Меня прельстила алость
Казнящего меча
И томная усталость
Седого палача.
Пришел к нему, учился
Владеть его мечом,
И в дочь его влюбился,
И стал я палачом.
Народною боязнью
Лишенный вольных встреч,
Один пред каждой казнью
Точу мой темный меч.
Один взойду на помост
Росистым утром я,
Пока спокоен дома
Строгий судия.
Свяжу веревкой руки
У жертвы палача.
О, сколько тусклой скуки
В сверкании меча!
Удар меча обрушу,
И хрустнут позвонки,
И кто-то бросит душу
В размах моей руки.
И хлынет ток багряный,
И, тяжкий труп влача,
Возникнет кто-то рдяный
И темный у меча.
Не опуская взора,
Пойду неспешно прочь
От скучного позора
В мою дневную ночь.
Сурово хмуря брови,
В окошко постучу,
И дома жажда крови
Приникнет к палачу.
Мой сын покорно ляжет
На узкую скамью.
Опять веревка свяжет
Тоску мою.
Стенания и слезы, –
Палач – везде палач.
О, скучный плеск березы!
О, скучный детский плач!
Кто знает, сколько скуки
В искусстве палача!
Не брать бы вовсе в руки
Тяжелого меча!
Борис Парамонов: Вот чистейший пример сублимации: бытовая подробность – наказание ребенка – превращается в публичную казнь и преодолевается, преобразуется чеканными строфами.
Иван Толстой: Борис Михайлович, вы обещали что-то сказать о сверхлитературном значении Сологуба, о неких жизненных проекциях его творчества. И к тому же я хочу припомнить однажды вами сказанные слова: мать социалистического реализма – кухарка, а отец – Сологуб.
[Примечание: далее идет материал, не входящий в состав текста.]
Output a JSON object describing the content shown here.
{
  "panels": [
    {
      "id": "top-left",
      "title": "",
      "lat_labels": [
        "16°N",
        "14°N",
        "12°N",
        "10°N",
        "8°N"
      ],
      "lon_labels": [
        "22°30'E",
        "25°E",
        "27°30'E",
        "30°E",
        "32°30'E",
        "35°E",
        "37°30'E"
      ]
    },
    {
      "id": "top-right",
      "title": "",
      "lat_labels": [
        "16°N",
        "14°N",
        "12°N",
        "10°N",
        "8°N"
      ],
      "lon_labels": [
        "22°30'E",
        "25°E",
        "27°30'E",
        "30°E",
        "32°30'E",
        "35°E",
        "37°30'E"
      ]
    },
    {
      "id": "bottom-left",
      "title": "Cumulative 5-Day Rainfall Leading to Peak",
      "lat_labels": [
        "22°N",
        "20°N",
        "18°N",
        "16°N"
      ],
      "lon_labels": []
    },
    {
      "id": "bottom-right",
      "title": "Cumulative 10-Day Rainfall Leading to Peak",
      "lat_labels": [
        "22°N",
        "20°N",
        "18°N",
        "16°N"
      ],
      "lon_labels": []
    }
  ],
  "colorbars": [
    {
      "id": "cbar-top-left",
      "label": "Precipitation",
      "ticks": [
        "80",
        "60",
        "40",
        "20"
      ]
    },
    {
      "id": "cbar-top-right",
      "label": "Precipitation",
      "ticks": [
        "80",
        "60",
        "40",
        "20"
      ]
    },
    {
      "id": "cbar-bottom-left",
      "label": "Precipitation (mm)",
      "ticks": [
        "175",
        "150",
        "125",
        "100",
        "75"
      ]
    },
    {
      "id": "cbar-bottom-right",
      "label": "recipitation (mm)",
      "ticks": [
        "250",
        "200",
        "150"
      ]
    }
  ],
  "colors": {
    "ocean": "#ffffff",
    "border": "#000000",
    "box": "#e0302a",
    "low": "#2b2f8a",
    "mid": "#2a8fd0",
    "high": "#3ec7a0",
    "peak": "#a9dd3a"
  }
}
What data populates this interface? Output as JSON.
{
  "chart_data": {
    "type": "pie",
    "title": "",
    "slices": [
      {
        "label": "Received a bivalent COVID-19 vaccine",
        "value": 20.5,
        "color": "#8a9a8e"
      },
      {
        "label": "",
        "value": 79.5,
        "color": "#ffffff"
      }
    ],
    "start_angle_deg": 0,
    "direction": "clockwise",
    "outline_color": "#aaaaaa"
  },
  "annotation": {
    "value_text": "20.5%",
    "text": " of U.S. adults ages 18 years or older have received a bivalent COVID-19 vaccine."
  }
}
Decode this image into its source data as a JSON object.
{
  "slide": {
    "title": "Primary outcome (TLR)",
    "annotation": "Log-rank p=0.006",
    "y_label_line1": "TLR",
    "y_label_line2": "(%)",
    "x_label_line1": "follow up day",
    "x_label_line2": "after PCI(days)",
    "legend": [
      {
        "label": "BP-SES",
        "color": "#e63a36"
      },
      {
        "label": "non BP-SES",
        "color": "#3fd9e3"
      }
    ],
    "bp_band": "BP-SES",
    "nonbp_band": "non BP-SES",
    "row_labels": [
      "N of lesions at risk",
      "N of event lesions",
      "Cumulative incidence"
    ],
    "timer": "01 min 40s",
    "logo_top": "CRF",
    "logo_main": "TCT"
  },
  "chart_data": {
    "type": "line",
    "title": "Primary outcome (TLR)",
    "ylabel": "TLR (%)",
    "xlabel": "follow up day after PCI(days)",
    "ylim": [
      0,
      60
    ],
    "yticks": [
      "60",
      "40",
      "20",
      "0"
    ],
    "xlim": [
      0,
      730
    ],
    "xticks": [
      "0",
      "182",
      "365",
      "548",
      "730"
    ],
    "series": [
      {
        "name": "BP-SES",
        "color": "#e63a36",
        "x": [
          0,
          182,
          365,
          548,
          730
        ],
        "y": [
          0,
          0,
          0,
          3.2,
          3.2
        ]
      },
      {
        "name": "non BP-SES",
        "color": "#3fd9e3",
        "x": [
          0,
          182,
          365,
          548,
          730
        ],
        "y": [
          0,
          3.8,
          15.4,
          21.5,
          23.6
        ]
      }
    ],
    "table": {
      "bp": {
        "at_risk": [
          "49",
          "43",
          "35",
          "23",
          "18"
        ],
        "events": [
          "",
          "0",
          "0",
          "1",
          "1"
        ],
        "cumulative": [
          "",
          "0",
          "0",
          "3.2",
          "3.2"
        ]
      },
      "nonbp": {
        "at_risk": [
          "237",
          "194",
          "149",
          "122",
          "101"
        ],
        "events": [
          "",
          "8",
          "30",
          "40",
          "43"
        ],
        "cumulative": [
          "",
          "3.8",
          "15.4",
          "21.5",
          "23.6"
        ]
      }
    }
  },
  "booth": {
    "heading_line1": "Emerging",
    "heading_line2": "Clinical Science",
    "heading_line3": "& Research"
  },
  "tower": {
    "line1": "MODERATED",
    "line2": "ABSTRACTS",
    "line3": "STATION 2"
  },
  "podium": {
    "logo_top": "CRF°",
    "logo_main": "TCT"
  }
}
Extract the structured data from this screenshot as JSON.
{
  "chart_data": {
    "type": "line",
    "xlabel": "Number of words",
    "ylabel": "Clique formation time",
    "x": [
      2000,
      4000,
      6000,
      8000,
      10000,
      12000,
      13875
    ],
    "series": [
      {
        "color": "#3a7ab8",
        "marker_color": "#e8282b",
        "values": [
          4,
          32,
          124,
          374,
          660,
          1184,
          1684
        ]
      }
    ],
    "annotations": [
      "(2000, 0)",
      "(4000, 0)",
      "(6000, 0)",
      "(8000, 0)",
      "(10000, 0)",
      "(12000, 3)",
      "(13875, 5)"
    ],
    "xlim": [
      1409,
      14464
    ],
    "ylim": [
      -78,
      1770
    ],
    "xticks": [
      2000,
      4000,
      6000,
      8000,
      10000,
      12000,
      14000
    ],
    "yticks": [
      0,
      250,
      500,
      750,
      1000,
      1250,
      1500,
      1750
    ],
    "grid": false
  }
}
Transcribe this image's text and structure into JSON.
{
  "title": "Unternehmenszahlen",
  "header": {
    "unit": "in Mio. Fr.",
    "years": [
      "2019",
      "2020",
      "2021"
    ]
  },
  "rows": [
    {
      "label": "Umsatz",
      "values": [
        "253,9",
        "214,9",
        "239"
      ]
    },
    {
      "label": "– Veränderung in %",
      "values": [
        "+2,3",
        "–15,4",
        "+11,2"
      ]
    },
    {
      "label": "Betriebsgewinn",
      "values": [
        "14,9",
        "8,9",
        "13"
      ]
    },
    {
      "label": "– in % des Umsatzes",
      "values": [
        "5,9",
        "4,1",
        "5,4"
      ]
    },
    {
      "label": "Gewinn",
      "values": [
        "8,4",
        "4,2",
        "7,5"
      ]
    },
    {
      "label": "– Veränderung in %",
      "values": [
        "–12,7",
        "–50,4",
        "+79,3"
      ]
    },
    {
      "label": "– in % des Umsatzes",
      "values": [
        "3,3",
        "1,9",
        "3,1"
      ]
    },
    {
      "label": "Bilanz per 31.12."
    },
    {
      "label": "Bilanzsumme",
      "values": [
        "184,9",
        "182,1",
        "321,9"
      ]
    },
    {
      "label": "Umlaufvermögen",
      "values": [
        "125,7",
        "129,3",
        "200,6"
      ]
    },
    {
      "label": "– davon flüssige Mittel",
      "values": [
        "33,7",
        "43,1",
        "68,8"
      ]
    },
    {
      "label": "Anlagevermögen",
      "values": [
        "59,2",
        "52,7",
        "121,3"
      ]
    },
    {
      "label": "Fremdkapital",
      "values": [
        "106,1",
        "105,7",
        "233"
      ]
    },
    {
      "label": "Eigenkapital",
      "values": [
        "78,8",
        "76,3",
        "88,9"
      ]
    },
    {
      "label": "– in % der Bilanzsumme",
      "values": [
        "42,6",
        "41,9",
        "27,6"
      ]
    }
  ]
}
Борис Парамонов: Это все тот же вопрос об Альдонсе и Дульцинее, о дульцинировании жизни. Нужно понять, что у Сологуба в этой стратагеме, что ли, речь шла не просто и не только о литературе, сублимирующей жизнь в произведение искусства. Он, как и все его современники по Серебряному веку, думал о той же теургии – преображении бытия по модели красоты. Отнюдь не об искусстве – а именно о жизни, долженствующей преобразиться в творческом акте теургического свойства. Та же тема, что в "Смысле творчества" Бердяева. Искусство – знак неудачи, оно создает стихи, книги, симфонии и картины, но жизнь остается непреображенной. И это же основная тема Сологуба. Жизнь должна стать творимой легендой. Причем не в индивидуальном, а всеобщем порядке. Сологуб писал в стихах: И что мне помешает// Воздвигнуть все миры,// Которых пожелает// Закон моей игры. Но его как раз обвиняли в солипсизме – изолированном самосовершенствовании, ибо для Сологуба, как он многократно заявлял, не существует мира за пределами его "я". Но в том-то и дело, что он жаждет выйти за эти пределы и преобразить, дульцинировать – мир. Отсюда эти тихие дети – как бы залог будущего преображенного мира. И вот тут я скажу, если угодно, ересь: этих детей усыновила советская литература.
Иван Толстой: А именно?
Борис Парамонов: Это Тимур и его команда. Вообще не кажется ли чудесным, что в Советском Союзе из литературы (не считая маргинальных гениев) удалась только детская?
Но с другой стороны: а что такое этот самый социалистический реализм, будь он неладен? Это и есть дульцинирование мира по Сологубу. Представить бытие преображенным не на картине. Не в песне, не в книжке – в действительности, "в реале"? И верить в это воплощение, не замечая постылой реальности. Вот эта самая пресловутая лакировка действительности в поздней сталинщине – это и есть реализованный проект Федора Сологуба. Социалистический реализм – это отнюдь не литературный метод, это фантастическое заклятие бытия, восприятие его в образе долженствования. Это магическое внушение, гипнопедия. Это все та же мечта раба, веками сеченого, о хорошей жизни. Вздох угнетенной твари, душа бездушного мира, как писал красноречивый основоположник. Сологуб – на этой линии. Он-то ведь и был рабом, который от розог родной матери вознесся мечтою к земле Ойле. Он создатель советской жизни, ее сумрачный проектировщик. И околдованные им русские люди до сих пор мирятся с живосечением жестокой матерью.
Сологуб – явление того же масштаба, что Платонов. Но он был раньше – еще в досоветской России увидел ее будущие пути. Больше того: наставил и вывел ее на этот путь.